In March alone, Mexico’s oil and gas extraction increased 1.3%, year-on-year.

On February 15, 2019, the Ministry of Finance and Public Credit announced a Strengthening Program for Petróleos Mexicanos that includes various measures to improve Pemex’s financial position with the aim of repositioning it as a strategic asset in Mexico and inducing structural changes in the company.

This program consists of a capital injection of 25,000 million pesos, a reduction of Pemex’s tax burden of approximately 15,000 million pesos per year, for an anticipated cumulative reduction of 90,000 million pesos at the end of 2024, a prepayment of 35,000 million pesos under government obligations related to Pemex pension liabilities and approximately 32,000 million pesos in estimated benefits for less fuel theft as a result of government measures.

On May 13, 2019, the President issued a decree to reduce Pemex’s tax burden and strengthen its finances during 2019. This reduction in the tax burden is intended to allow Pemex to increase investment in exploration and production, as well as improve its fiscal balance.

Oil and gas

Pemex has a substantial amount of debt, which it has incurred mainly to finance the capital expenses necessary to carry out its capital investment projects.

Due to its heavy tax burden, its cash flow from operations in recent years has not been sufficient to finance its capital and other expenses and, consequently, its debt has increased significantly and its working capital has decreased.

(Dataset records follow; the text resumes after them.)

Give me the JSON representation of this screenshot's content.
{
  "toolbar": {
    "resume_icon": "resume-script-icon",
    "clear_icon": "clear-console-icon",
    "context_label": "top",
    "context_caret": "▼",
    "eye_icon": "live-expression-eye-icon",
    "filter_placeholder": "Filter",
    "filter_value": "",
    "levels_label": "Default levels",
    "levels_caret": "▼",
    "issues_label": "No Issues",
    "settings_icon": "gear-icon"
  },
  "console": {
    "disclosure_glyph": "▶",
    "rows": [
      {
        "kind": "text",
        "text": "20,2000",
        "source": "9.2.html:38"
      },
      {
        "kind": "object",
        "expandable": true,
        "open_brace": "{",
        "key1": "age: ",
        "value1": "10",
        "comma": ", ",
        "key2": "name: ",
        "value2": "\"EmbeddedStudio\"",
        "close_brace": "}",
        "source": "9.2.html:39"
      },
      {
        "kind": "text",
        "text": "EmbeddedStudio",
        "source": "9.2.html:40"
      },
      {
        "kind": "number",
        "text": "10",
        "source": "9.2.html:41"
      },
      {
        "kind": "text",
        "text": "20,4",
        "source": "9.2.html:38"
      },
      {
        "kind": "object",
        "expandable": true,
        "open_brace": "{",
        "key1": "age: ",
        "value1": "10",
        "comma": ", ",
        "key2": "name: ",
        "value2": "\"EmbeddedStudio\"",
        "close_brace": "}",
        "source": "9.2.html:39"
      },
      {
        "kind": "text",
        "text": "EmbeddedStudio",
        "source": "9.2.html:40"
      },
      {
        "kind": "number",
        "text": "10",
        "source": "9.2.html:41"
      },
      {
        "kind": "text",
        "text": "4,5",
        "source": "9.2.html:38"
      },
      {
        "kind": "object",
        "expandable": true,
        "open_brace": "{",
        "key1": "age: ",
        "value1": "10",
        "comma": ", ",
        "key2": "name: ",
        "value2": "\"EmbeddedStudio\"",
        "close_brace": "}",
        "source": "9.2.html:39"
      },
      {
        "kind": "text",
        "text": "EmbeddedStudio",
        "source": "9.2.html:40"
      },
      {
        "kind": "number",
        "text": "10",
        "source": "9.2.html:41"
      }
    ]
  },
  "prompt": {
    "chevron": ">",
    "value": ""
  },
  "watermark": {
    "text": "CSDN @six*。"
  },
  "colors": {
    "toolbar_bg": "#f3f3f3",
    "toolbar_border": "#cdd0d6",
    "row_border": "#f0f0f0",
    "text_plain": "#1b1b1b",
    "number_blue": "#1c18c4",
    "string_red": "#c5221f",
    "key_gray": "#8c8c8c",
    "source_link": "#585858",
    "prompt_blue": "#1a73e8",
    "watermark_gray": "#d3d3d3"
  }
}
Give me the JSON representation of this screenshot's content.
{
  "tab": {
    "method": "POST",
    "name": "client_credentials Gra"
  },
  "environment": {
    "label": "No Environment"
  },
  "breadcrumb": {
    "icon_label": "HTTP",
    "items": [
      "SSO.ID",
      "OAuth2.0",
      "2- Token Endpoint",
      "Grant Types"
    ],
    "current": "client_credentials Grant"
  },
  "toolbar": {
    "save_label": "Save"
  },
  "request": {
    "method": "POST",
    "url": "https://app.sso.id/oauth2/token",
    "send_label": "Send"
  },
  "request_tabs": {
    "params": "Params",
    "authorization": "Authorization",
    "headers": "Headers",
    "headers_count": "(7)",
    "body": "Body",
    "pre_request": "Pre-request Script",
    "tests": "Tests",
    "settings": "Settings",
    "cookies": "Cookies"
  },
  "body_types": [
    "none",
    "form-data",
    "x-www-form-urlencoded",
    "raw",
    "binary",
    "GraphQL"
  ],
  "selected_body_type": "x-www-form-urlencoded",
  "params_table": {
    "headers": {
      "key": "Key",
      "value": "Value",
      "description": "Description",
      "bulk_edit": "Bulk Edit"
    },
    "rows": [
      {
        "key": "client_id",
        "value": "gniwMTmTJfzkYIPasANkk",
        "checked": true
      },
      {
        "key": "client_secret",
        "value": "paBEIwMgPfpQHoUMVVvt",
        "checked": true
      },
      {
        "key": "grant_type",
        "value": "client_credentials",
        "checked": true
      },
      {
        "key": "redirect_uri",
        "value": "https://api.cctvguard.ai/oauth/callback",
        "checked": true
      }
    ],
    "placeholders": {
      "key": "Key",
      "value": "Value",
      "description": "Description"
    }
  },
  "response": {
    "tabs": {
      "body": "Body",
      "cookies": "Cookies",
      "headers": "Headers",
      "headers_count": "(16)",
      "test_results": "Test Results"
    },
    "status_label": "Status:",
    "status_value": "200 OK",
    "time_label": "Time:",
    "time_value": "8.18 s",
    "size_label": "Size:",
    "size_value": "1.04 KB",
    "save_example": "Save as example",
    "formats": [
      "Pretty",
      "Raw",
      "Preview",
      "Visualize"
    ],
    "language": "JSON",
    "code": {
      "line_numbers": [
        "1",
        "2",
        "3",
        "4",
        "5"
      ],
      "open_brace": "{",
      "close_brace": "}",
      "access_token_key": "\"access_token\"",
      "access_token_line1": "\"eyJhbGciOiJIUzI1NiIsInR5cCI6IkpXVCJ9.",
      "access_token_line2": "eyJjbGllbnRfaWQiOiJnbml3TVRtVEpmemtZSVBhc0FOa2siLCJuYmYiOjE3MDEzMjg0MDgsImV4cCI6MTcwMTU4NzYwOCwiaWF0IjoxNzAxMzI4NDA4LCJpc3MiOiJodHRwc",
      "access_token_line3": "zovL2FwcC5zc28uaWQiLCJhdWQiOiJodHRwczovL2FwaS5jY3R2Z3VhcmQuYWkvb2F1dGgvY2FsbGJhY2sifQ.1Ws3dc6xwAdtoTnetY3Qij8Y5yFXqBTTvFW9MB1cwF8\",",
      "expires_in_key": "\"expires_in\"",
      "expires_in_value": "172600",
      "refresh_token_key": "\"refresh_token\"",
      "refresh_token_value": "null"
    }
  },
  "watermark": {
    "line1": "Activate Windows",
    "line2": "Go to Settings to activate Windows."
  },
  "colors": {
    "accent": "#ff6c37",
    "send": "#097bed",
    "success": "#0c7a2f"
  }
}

Relatively low oil prices since 2014 and the rapid decline in early 2020, as well as declining production, have also had a negative impact on their ability to generate positive cash flows, which, along with their heavy tax burden and increased competition from the private sector has further strained its ability to finance its capital expenditures and other cash flow expenses from operations.

By his art, the Mexican production of oil and gas derivatives fell 4.1% in March and 2.4% in the first quarter, at annual rates.